At a Glance
- Tasks: Join a cutting-edge AI startup and develop high-volume ML pipelines.
- Company: Exciting voice AI startup with multi-million funding based in London.
- Benefits: Competitive salary, flexible office days, and opportunities for growth.
- Why this job: Make an impact in the AI field while working with innovative technologies.
- Qualifications: Bachelor’s degree in Computer Science and strong Python skills required.
- Other info: Collaborative environment with a focus on teamwork and innovation.
The predicted salary is between 60000 - 80000 £ per year.
A newly established Voice AI startup with multi-million funding is looking to hire an AI / ML Engineer to focus on their ML pipelines which process very high-volume events at scale.
Our client is looking for an individual with significant experience as either an AI Engineer or Machine Learning Engineer with clear evidence of shipping LLM powered ML products.
To be suitable for this role you will require the below:
- Key Requirements
- Bachelor’s degree in Computer Science, Machine Learning, or a related field
- Excellent experience as an ML or AI Engineer, with evidence of shipping production systems
- Strong Python skills and experience with FastAPI
- Experience working with modern MLOps tools, ideally Kubeflow
- Strong experience working closely with LLMs (including fine-tuning, RAG, prompt engineering)
- Strong problem-solving skills and ability to communicate technical trade-offs clearly
- Collaborative mindset with experience working across technical and non-technical teams
This position is a permanent role, based in London, with 3-4 days a week in the company's office. The role offers a salary between £60,000 - £80,000.
AI / ML Engineer employer: Ventula Consulting
Contact Detail:
Ventula Consulting Recruiting Team
StudySmarter Expert Advice 🤫
We think this is how you could land AI / ML Engineer
✨Tip Number 1
Network like a pro! Reach out to folks in the AI and ML community, attend meetups, and connect on LinkedIn. You never know who might have the inside scoop on job openings or can refer you directly.
✨Tip Number 2
Show off your skills! Create a portfolio showcasing your projects, especially those involving LLMs and ML pipelines. This will give potential employers a taste of what you can do and set you apart from the crowd.
✨Tip Number 3
Prepare for technical interviews by brushing up on your Python skills and MLOps tools like Kubeflow. Practice coding challenges and be ready to discuss your past projects in detail—employers love to hear about real-world applications!
✨Tip Number 4
Don’t forget to apply through our website! We’ve got loads of opportunities that match your skills. Plus, it’s a great way to get noticed by hiring managers who are looking for talent just like yours.
We think you need these skills to ace AI / ML Engineer
Some tips for your application 🫡
Tailor Your CV: Make sure your CV highlights your experience as an AI or ML Engineer. We want to see clear evidence of your work with LLMs and production systems, so don’t hold back on those details!
Craft a Compelling Cover Letter: Your cover letter is your chance to shine! Use it to explain why you’re passionate about AI and how your skills align with our needs. Let us know what excites you about working in a startup environment.
Showcase Your Projects: If you've worked on any relevant projects, especially those involving ML pipelines or FastAPI, make sure to mention them. We love seeing real-world applications of your skills, so include links or descriptions!
Apply Through Our Website: We encourage you to apply directly through our website. It’s the best way for us to receive your application and ensures you don’t miss out on any important updates from our team!

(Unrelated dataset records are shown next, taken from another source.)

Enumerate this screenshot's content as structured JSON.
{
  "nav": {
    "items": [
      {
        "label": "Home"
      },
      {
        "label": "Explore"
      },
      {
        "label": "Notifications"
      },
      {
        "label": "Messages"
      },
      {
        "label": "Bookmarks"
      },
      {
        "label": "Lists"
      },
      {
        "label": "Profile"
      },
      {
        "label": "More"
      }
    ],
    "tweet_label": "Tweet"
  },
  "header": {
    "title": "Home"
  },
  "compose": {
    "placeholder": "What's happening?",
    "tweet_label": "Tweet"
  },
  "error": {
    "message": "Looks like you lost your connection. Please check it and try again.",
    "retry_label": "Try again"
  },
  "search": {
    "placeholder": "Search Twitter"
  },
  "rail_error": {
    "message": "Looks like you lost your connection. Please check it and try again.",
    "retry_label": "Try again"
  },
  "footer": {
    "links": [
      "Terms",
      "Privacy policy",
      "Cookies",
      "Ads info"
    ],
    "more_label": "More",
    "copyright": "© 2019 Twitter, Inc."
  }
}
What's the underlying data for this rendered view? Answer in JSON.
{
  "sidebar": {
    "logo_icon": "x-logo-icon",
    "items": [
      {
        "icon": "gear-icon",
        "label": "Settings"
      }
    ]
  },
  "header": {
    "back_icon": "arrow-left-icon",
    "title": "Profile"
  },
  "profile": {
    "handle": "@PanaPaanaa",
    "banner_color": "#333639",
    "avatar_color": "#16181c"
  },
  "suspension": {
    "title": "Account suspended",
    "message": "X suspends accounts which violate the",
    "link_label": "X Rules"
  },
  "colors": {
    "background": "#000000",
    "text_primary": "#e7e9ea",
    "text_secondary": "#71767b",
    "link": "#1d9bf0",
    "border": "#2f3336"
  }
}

How to prepare for a job interview at Ventula Consulting
✨Know Your Tech Inside Out
Make sure you brush up on your Python skills and be ready to discuss your experience with FastAPI. Be prepared to dive deep into your past projects, especially those involving LLMs, and explain how you tackled challenges in shipping production systems.
✨Showcase Your Problem-Solving Skills
During the interview, expect to face some technical scenarios. Practice articulating your thought process when solving problems, especially around ML pipelines and MLOps tools like Kubeflow. This will demonstrate your analytical abilities and how you approach complex issues.
✨Communicate Clearly
Since the role requires collaboration across technical and non-technical teams, practice explaining technical concepts in simple terms. This will show that you can bridge the gap between different stakeholders and ensure everyone is on the same page.
✨Be Ready for Questions on Collaboration
Think of examples from your previous roles where you worked closely with others. Highlight your collaborative mindset and how you contributed to team success, especially in cross-functional settings. This will resonate well with the startup's culture.